Unrivaled Belle’s tightly wound personality finally got the better of her in the Belmont paddock prior to the recent Ogden Phipps, when the gray mare flipped and fractured her withers. She was retired.

Always a Princess, on the other hand, is an angelic chestnut bred and owned by Ellen and Arnold Zetcher who grew up fast last winter, winning the El Encino and the La Canada Stakes for the Bob Baffert barn. She loved nothing more than to rock and roll on the lead, tactics that proved impossible to overcome on the freshly laid Santa Anita dirt. She tried to do the same thing in the Santa Margarita, on March 12, but fractured the sesamoids of her left fore ankle in the stretch. After staggering to a stop, she collapsed, scaring the daylights out of the Zetchers. Arnold headed straight for his filly.

“We’ve had a few horses get injured on the racetrack,” he said. “But never anything like that. As it turned out, her getting off her feet was probably the best thing she could have done. But at the time, it was gut-wrenching to see her go down like that.”

Dr. Wayne McIlwraith performed surgery at his clinic near Los Alamitos, and Always a Princess became the perfect patient. Now she is at a lay-up facility in Bradbury, just east of Santa Anita Park, each day marking a step closer to making it out of the woods.

“I visited her last week,” Zetcher said. “She’s been through a lot, and that ankle looks pretty rough. But she’s getting around fine.

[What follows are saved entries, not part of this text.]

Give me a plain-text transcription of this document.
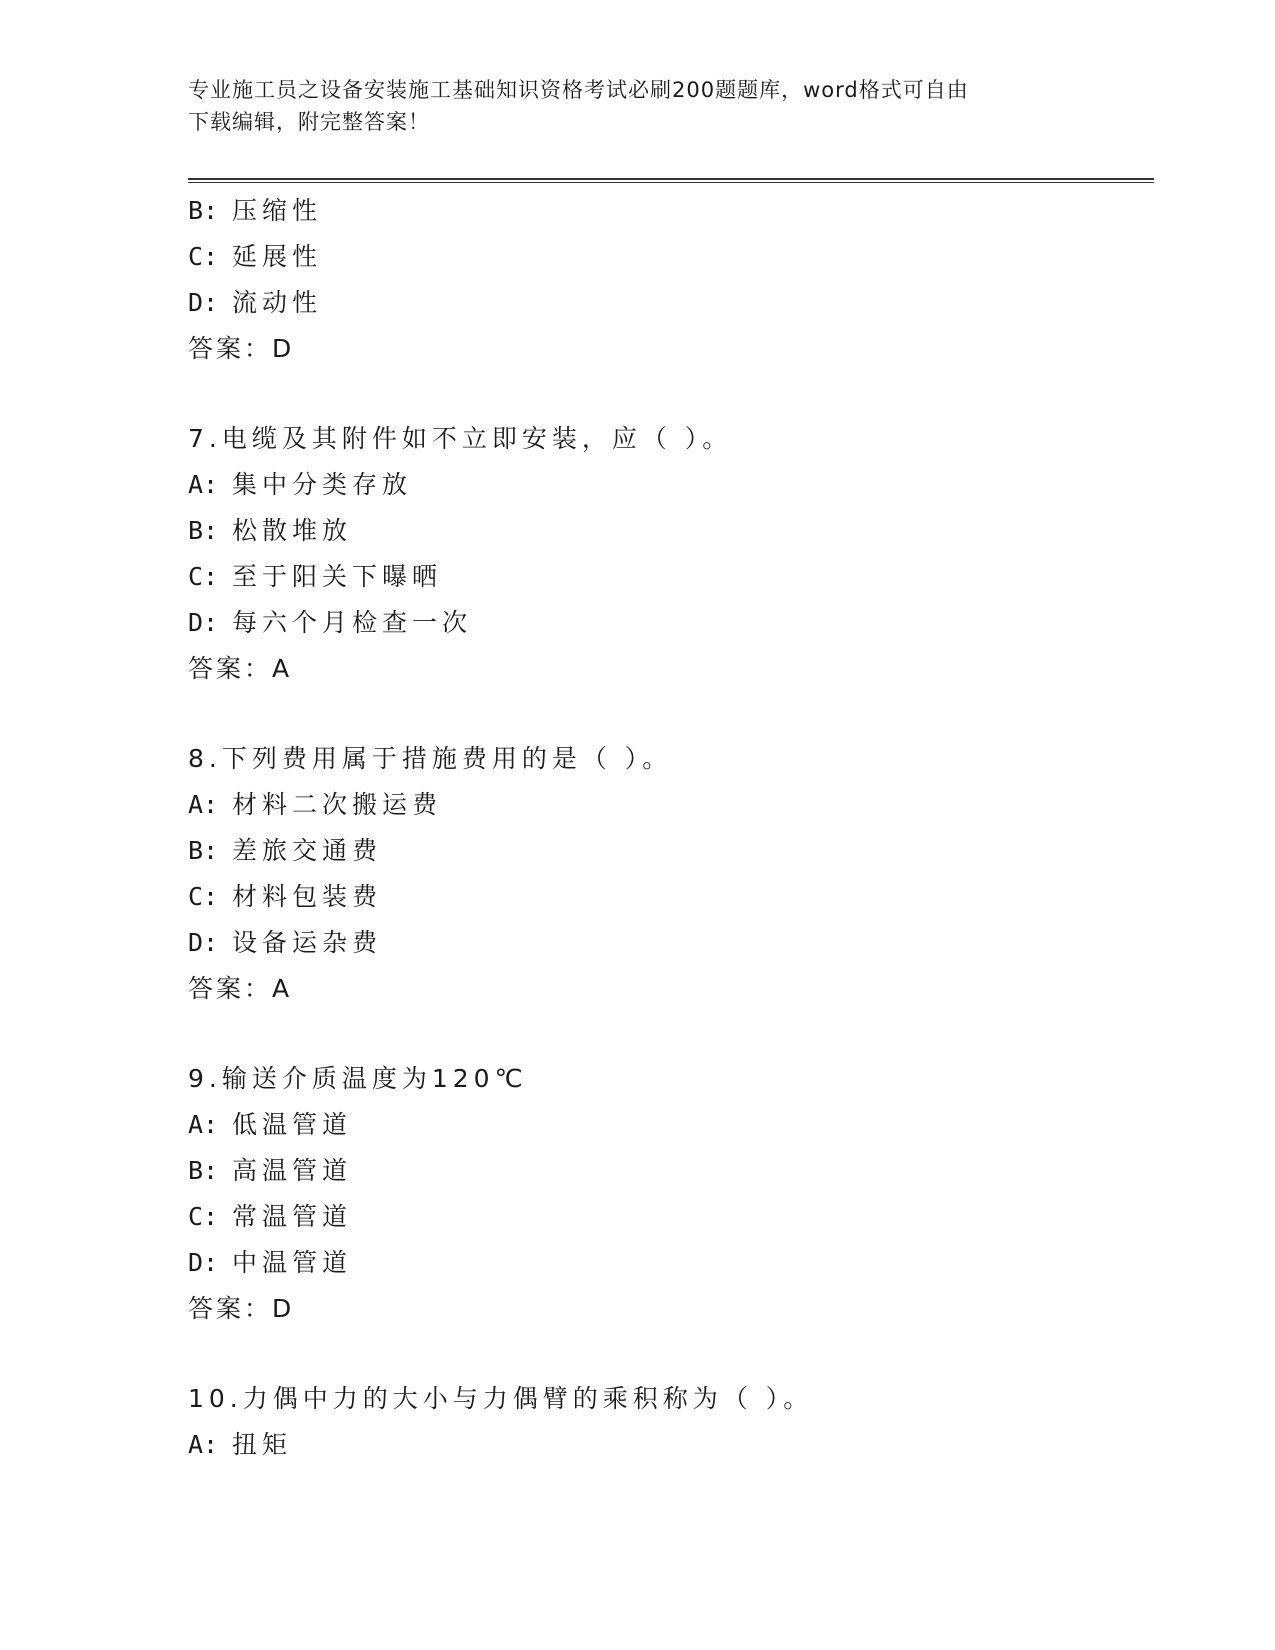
专业施工员之设备安装施工基础知识资格考试必刷200题题库，word格式可自由
下载编辑，附完整答案！
B: 压缩性
C: 延展性
D: 流动性
答案：D
7.电缆及其附件如不立即安装，应（ ）。
A: 集中分类存放
B: 松散堆放
C: 至于阳关下曝晒
D: 每六个月检查一次
答案：A
8.下列费用属于措施费用的是（ ）。
A: 材料二次搬运费
B: 差旅交通费
C: 材料包装费
D: 设备运杂费
答案：A
9.输送介质温度为120℃
A: 低温管道
B: 高温管道
C: 常温管道
D: 中温管道
答案：D
10.力偶中力的大小与力偶臂的乘积称为（ ）。
A: 扭矩
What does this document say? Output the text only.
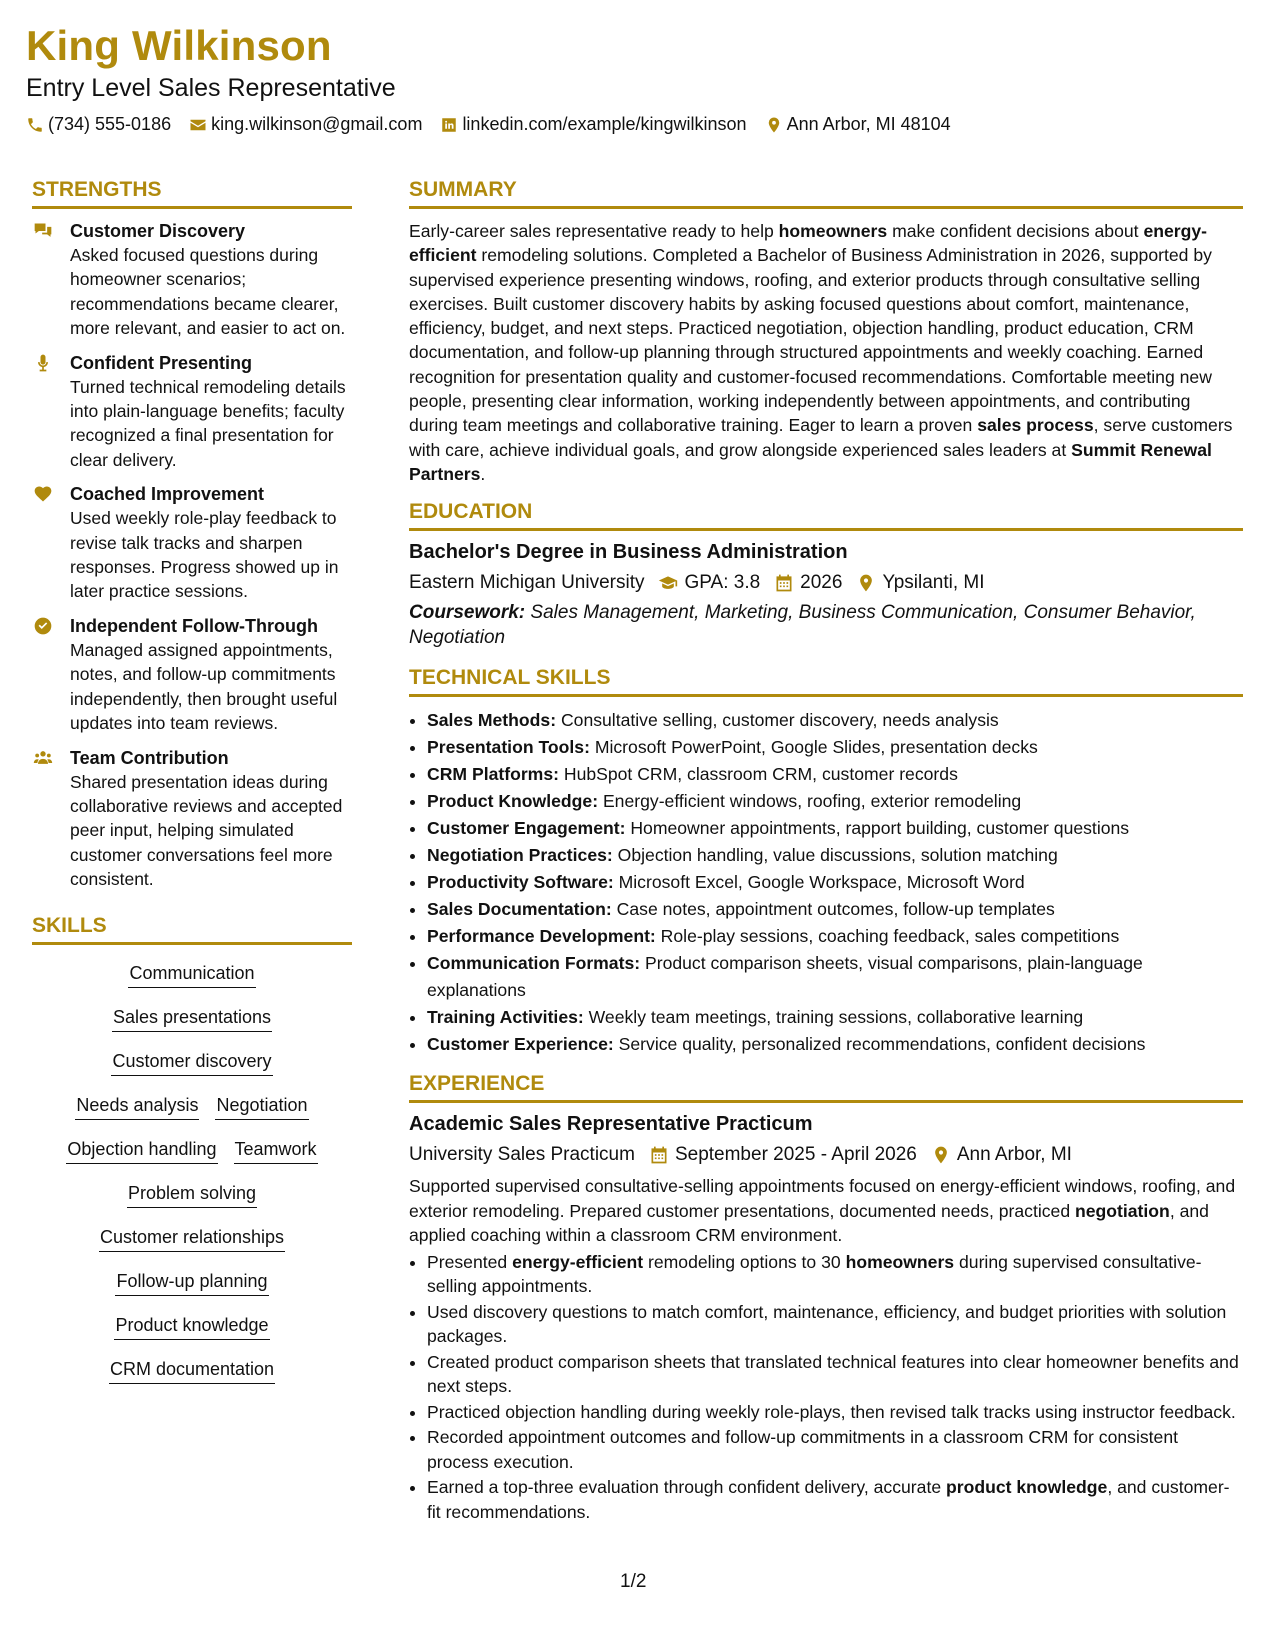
King Wilkinson
Entry Level Sales Representative
(734) 555-0186 king.wilkinson@gmail.com linkedin.com/example/kingwilkinson Ann Arbor, MI 48104
STRENGTHS
Customer Discovery
Asked focused questions during homeowner scenarios; recommendations became clearer, more relevant, and easier to act on.
Confident Presenting
Turned technical remodeling details into plain-language benefits; faculty recognized a final presentation for clear delivery.
Coached Improvement
Used weekly role-play feedback to revise talk tracks and sharpen responses. Progress showed up in later practice sessions.
Independent Follow-Through
Managed assigned appointments, notes, and follow-up commitments independently, then brought useful updates into team reviews.
Team Contribution
Shared presentation ideas during collaborative reviews and accepted peer input, helping simulated customer conversations feel more consistent.
SKILLS
Communication
Sales presentations
Customer discovery
Needs analysis Negotiation
Objection handling Teamwork
Problem solving
Customer relationships
Follow-up planning
Product knowledge
CRM documentation
SUMMARY
Early-career sales representative ready to help homeowners make confident decisions about energy-efficient remodeling solutions. Completed a Bachelor of Business Administration in 2026, supported by supervised experience presenting windows, roofing, and exterior products through consultative selling exercises. Built customer discovery habits by asking focused questions about comfort, maintenance, efficiency, budget, and next steps. Practiced negotiation, objection handling, product education, CRM documentation, and follow-up planning through structured appointments and weekly coaching. Earned recognition for presentation quality and customer-focused recommendations. Comfortable meeting new people, presenting clear information, working independently between appointments, and contributing during team meetings and collaborative training. Eager to learn a proven sales process, serve customers with care, achieve individual goals, and grow alongside experienced sales leaders at Summit Renewal Partners.
EDUCATION
Bachelor's Degree in Business Administration
Eastern Michigan University GPA: 3.8 2026 Ypsilanti, MI
Coursework: Sales Management, Marketing, Business Communication, Consumer Behavior, Negotiation
TECHNICAL SKILLS
• Sales Methods: Consultative selling, customer discovery, needs analysis
• Presentation Tools: Microsoft PowerPoint, Google Slides, presentation decks
• CRM Platforms: HubSpot CRM, classroom CRM, customer records
• Product Knowledge: Energy-efficient windows, roofing, exterior remodeling
• Customer Engagement: Homeowner appointments, rapport building, customer questions
• Negotiation Practices: Objection handling, value discussions, solution matching
• Productivity Software: Microsoft Excel, Google Workspace, Microsoft Word
• Sales Documentation: Case notes, appointment outcomes, follow-up templates
• Performance Development: Role-play sessions, coaching feedback, sales competitions
• Communication Formats: Product comparison sheets, visual comparisons, plain-language explanations
• Training Activities: Weekly team meetings, training sessions, collaborative learning
• Customer Experience: Service quality, personalized recommendations, confident decisions
EXPERIENCE
Academic Sales Representative Practicum
University Sales Practicum September 2025 - April 2026 Ann Arbor, MI
Supported supervised consultative-selling appointments focused on energy-efficient windows, roofing, and exterior remodeling. Prepared customer presentations, documented needs, practiced negotiation, and applied coaching within a classroom CRM environment.
• Presented energy-efficient remodeling options to 30 homeowners during supervised consultative-selling appointments.
• Used discovery questions to match comfort, maintenance, efficiency, and budget priorities with solution packages.
• Created product comparison sheets that translated technical features into clear homeowner benefits and next steps.
• Practiced objection handling during weekly role-plays, then revised talk tracks using instructor feedback.
• Recorded appointment outcomes and follow-up commitments in a classroom CRM for consistent process execution.
• Earned a top-three evaluation through confident delivery, accurate product knowledge, and customer-fit recommendations.
1/2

The next goal is for her to be able to travel back to Kentucky, where she will spend her life as a broodmare.”

Finally, this has been a good week because the Del Mar Fair came to an end Monday, and that means clean-up was well under way Tuesday afternoon when a local fan paid the fairgrounds a visit, hoping for signs that the racetrack was emerging from the midway in anticipation of its July 20 opening day.

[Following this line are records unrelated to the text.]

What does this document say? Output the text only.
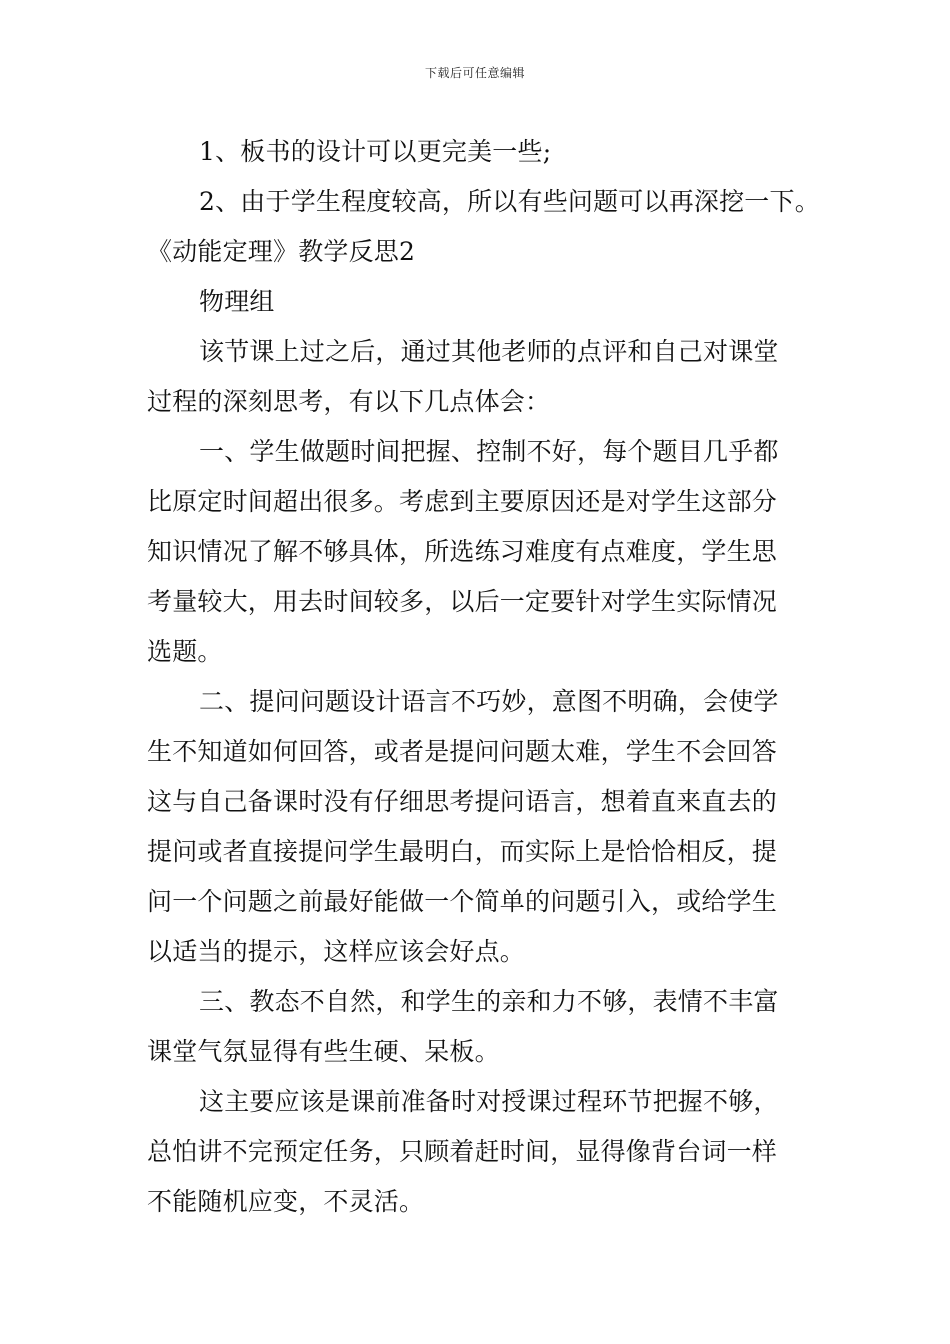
下载后可任意编辑
1、板书的设计可以更完美一些;
2、由于学生程度较高，所以有些问题可以再深挖一下。
《动能定理》教学反思2
物理组
该节课上过之后，通过其他老师的点评和自己对课堂
过程的深刻思考，有以下几点体会：
一、学生做题时间把握、控制不好，每个题目几乎都
比原定时间超出很多。考虑到主要原因还是对学生这部分
知识情况了解不够具体，所选练习难度有点难度，学生思
考量较大，用去时间较多，以后一定要针对学生实际情况
选题。
二、提问问题设计语言不巧妙，意图不明确，会使学
生不知道如何回答，或者是提问问题太难，学生不会回答
这与自己备课时没有仔细思考提问语言，想着直来直去的
提问或者直接提问学生最明白，而实际上是恰恰相反，提
问一个问题之前最好能做一个简单的问题引入，或给学生
以适当的提示，这样应该会好点。
三、教态不自然，和学生的亲和力不够，表情不丰富
课堂气氛显得有些生硬、呆板。
这主要应该是课前准备时对授课过程环节把握不够，
总怕讲不完预定任务，只顾着赶时间，显得像背台词一样
不能随机应变，不灵活。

Nearly all of the livestock had cleared out, the exceptions being a tribe of small ponies penned by a barn near the backstretch racing office and the mighty Hercules, a towering, 14-year-old Belgian fairgoers could pay to admire inside his canvas-covered, double-wide stall, located a stone’s throw from the executive parking lot.

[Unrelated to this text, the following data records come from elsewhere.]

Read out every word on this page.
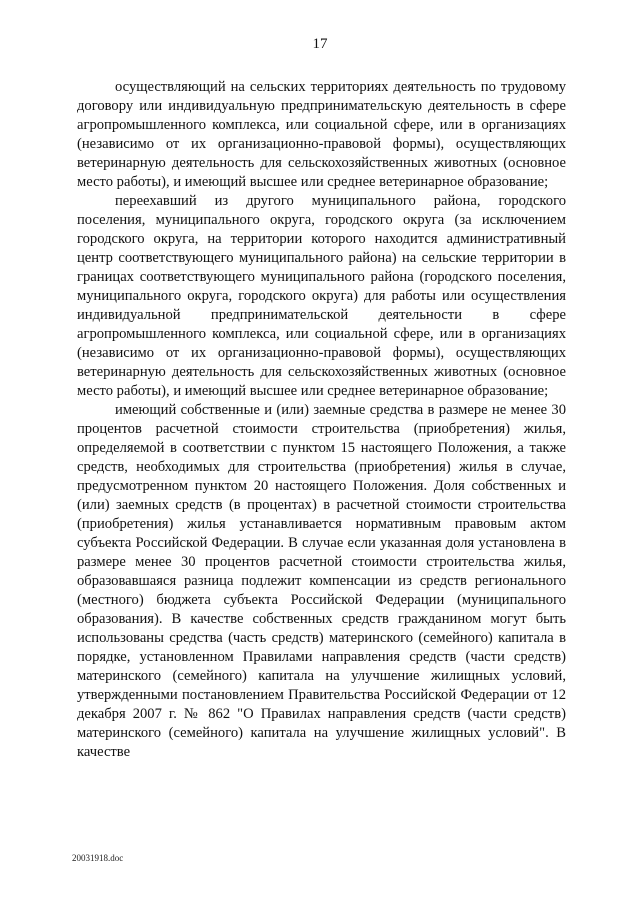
17

осуществляющий на сельских территориях деятельность по трудовому договору или индивидуальную предпринимательскую деятельность в сфере агропромышленного комплекса, или социальной сфере, или в организациях (независимо от их организационно-правовой формы), осуществляющих ветеринарную деятельность для сельскохозяйственных животных (основное место работы), и имеющий высшее или среднее ветеринарное образование;

переехавший из другого муниципального района, городского поселения, муниципального округа, городского округа (за исключением городского округа, на территории которого находится административный центр соответствующего муниципального района) на сельские территории в границах соответствующего муниципального района (городского поселения, муниципального округа, городского округа) для работы или осуществления индивидуальной предпринимательской деятельности в сфере агропромышленного комплекса, или социальной сфере, или в организациях (независимо от их организационно-правовой формы), осуществляющих ветеринарную деятельность для сельскохозяйственных животных (основное место работы), и имеющий высшее или среднее ветеринарное образование;

имеющий собственные и (или) заемные средства в размере не менее 30 процентов расчетной стоимости строительства (приобретения) жилья, определяемой в соответствии с пунктом 15 настоящего Положения, а также средств, необходимых для строительства (приобретения) жилья в случае, предусмотренном пунктом 20 настоящего Положения. Доля собственных и (или) заемных средств (в процентах) в расчетной стоимости строительства (приобретения) жилья устанавливается нормативным правовым актом субъекта Российской Федерации. В случае если указанная доля установлена в размере менее 30 процентов расчетной стоимости строительства жилья, образовавшаяся разница подлежит компенсации из средств регионального (местного) бюджета субъекта Российской Федерации (муниципального образования). В качестве собственных средств гражданином могут быть использованы средства (часть средств) материнского (семейного) капитала в порядке, установленном Правилами направления средств (части средств) материнского (семейного) капитала на улучшение жилищных условий, утвержденными постановлением Правительства Российской Федерации от 12 декабря 2007 г. № 862 "О Правилах направления средств (части средств) материнского (семейного) капитала на улучшение жилищных условий". В качестве

20031918.doc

For all the turmoil inherent in the corporate-style ownerships of Santa Anita and Hollywood Park, Del Mar’s situation remains the most schizophrenic. The meet has undeniable clout, and its purses are unmatched in California. At the same time, any expansion of what is clearly a good thing is discouraged not only by the local fair preceding the Thoroughbred meet, but also by the traditional running of the Los Angeles County Fair up the road in Pomona, butted against Del Mar‘s early September close.

It’s one thing to present the million-dollar Pacific Classic, a race worthy of attention from Cigar, Best Pal, Unbridled, Free House, Concern, Lava Man, Medaglia d’Oro, and Candy Ride. It’s another to have to clear out the gyro stands and hand-painted tattoo booths before you can do it.